I rode up to the Peet’s at Vine and Walnut to buy a pound of coffee early this evening. I got a free cup of coffee and sat at an outside table. A guy with an acoustic guitar, and an open guitar case to receive the offerings of passers-by, had taken up a position on the corner. He played halfway decently. I heard a couple of lines from a song he was singing in sort of a scratchy bass monotone and recognized it as “When You Awake,” an old favorite that The Band recorded in 1969 on a brown-covered album called “The Band.” It’s sort of a winsome remembrance of childhood. Rick Danko sang it in a pure, lonesome tenor that I could instantly hear when I realized what the streetcorner troubadour was playing. I got up, walked over to where he was standing, and dropped a bill into the guitar case. “I love that song,” I said.

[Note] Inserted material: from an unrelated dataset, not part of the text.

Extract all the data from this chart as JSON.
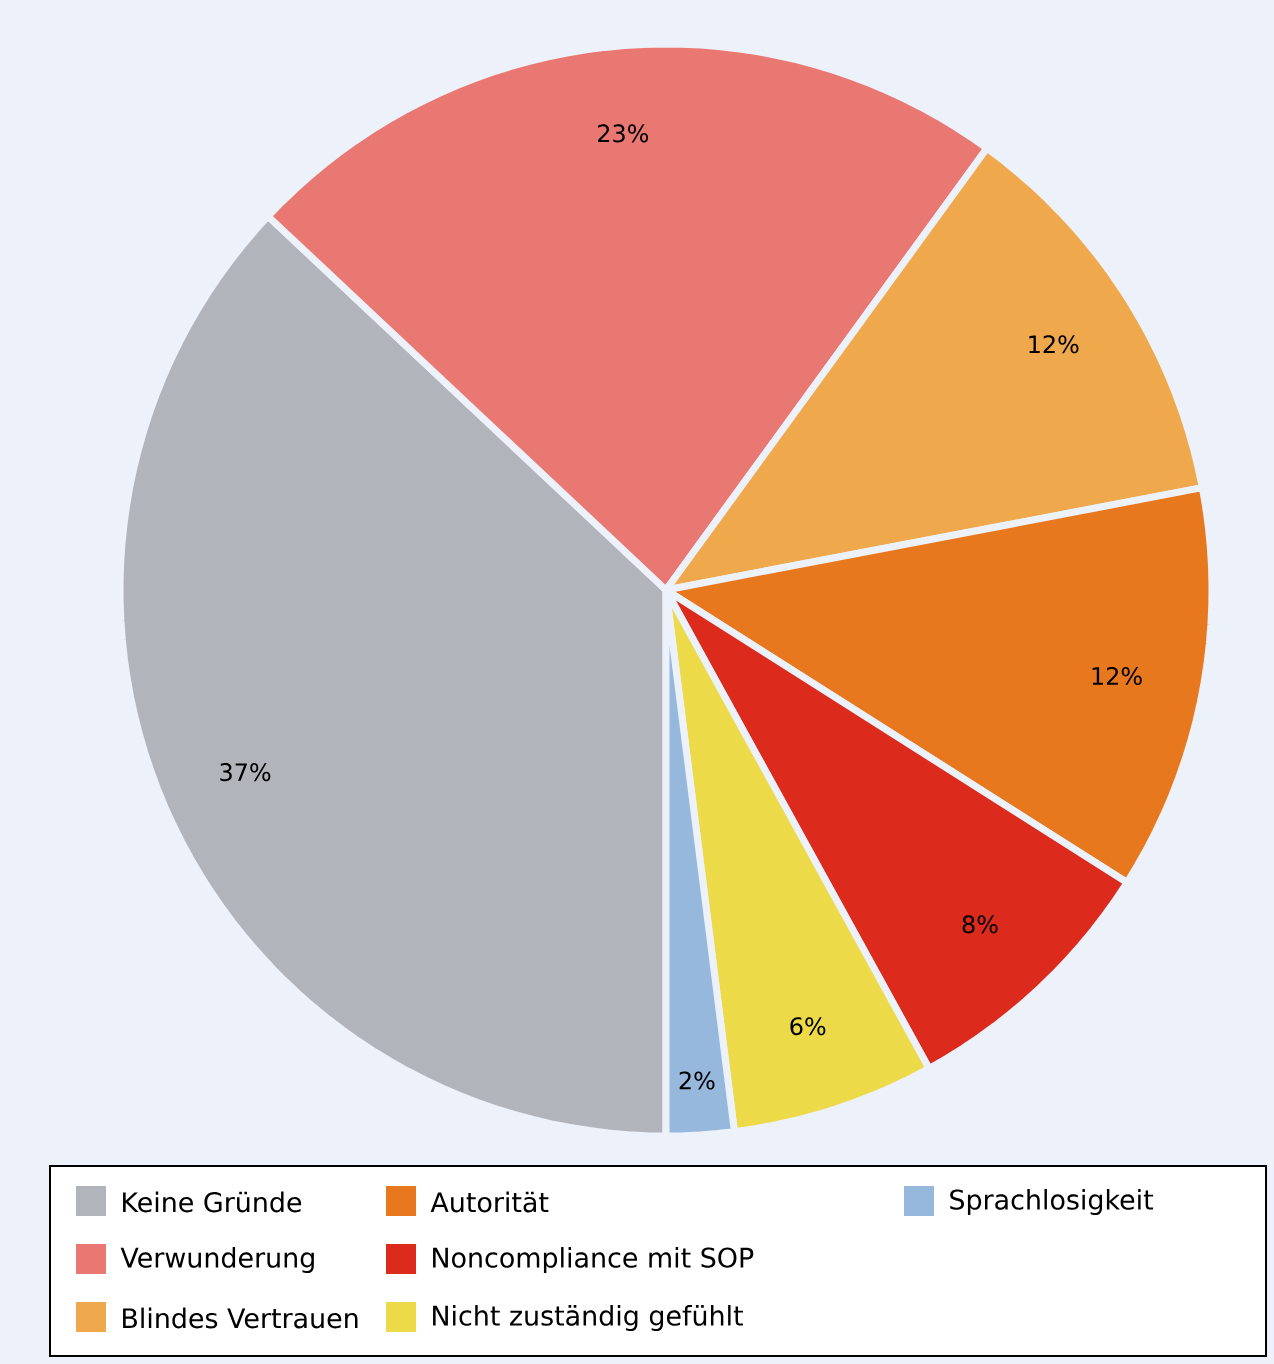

Then I went and sat down. He started another song. “Time to Kill.” I got ready to leave, and walked over to him again. “You’re partial to The Band,” I said. “Yeah. Especially that brown album,” he replied. Then he said, “How about this one,” and started playing the song “Stage Fright.” I couldn’t help myself. Having sung that song thousands of times along with the record, I joined in. A couple strolled up the street, and I wondered how much I might resemble one of the corner denizens hustling change (I’m convinced that in my well-worn shorts and flannel shirts I look more and more like a panhandler as I get older). Never mind. I kept singing. He took a short cut past my favorite part of the song —“Now when he says that he’s afraid, better take him at his word. / For the price this poor boy has paid, he gets to sing just like a bird” — because he said it was too high for him to sing. We got to the end. I thanked him, and he thanked me. As I walked away, he started into another favorite, a gloomy romantic number called “All La Glory.” I was tempted to try a duet on that, too, but went on my way.